Politika

AKP Sözcüsü Çelik'ten Yunanistan’ın S-300’leri aktif ettiği iddiasına ilişkin açıklama

02 Aralık 2019 17:56

AKP MYK Toplantısının ardından AKP Sözcüsü Ömer Çelik gündeme ilişkin açıklamalarda bulundu. Cumhurbaşkanı Erdoğan'ın termik santrallerine filtre takılmasını erteleyen düzenlemeyi veto ettiğini açıklayan Çelik, Fransa Başkanı Emmanuel Macron'un "NATO'nun beyin ölümü gerçekleşti" sözünü "zaaf" olarak değerlendirdi.

Yeni yılda Rusya ile Türk Akım Doğalgaz'ın açılışının yapılacağını açıklayan Çelik, Şehir Üniversitesi tartışması üzerine de konuştu. Çelik, üniversite arazisinin Erdoğan başbakanken üniversiteye tahsis edildiğini, cumhurbaşkanı olmasından sonra Başbakanlık tarafından bu arazinin hibe edildiğini belirterek "Bu hiçbir kanunda yoktur" dedi.

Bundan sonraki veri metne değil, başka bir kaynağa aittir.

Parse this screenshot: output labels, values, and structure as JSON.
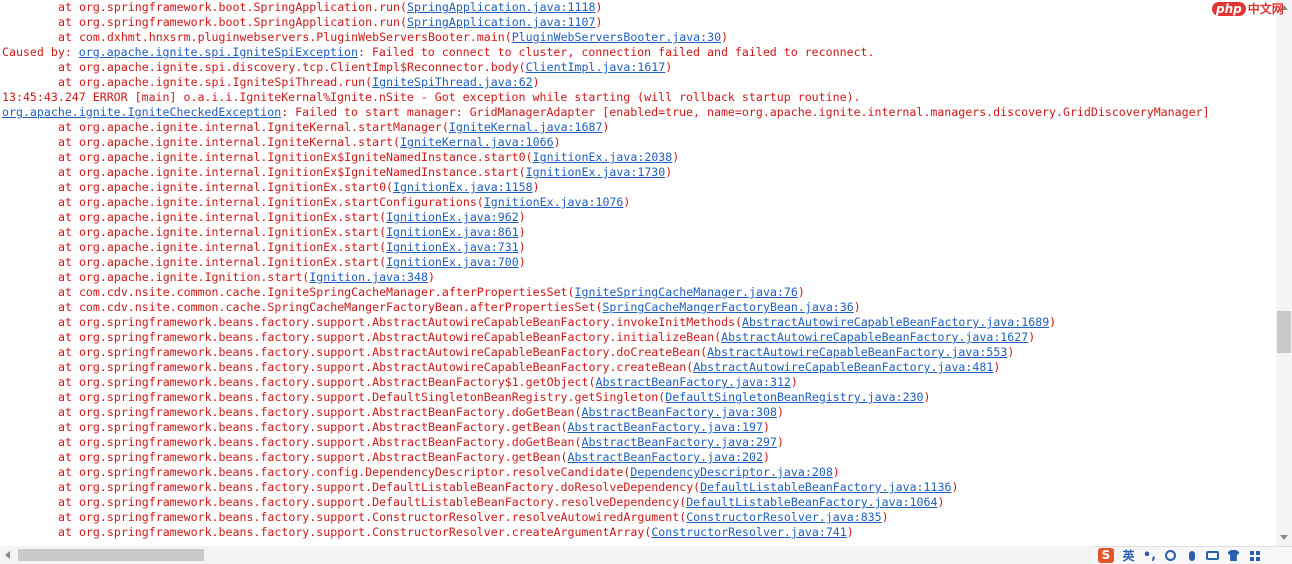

Çelik'in öne çıkan açıklamaları şöyle:

NATO zirvesi

"Yarın önemli bir zirve için sayın Cumhurbaşkanımız Londra'ya gidecekler. Çeşitli görüşmeleri olacak sayın Cumhurbaşkanımızın. ABD Başkanı Trump, Macron, Merkel, Johnson ile görüşecek. Aynı zamanda dörtlü formatta Fransa, İngiltere ve Almanya liderleriyle görüşecek. Başta Suriye olmak üzere DEAŞ, PKK/YPG terör örgütü ile mücadele önemli bir gündem teşkil edecek. NATO'da YPG'nin tehdit olarak yayınlanan savunma belgesine çeşitli tepkiler geldiği haberler var. PKK NATO müttefiklerimizin çoğu açısından terör örgütü olarak tanınmaktadır. YPG de PKK'nın Suriye koludur. Bu nettir."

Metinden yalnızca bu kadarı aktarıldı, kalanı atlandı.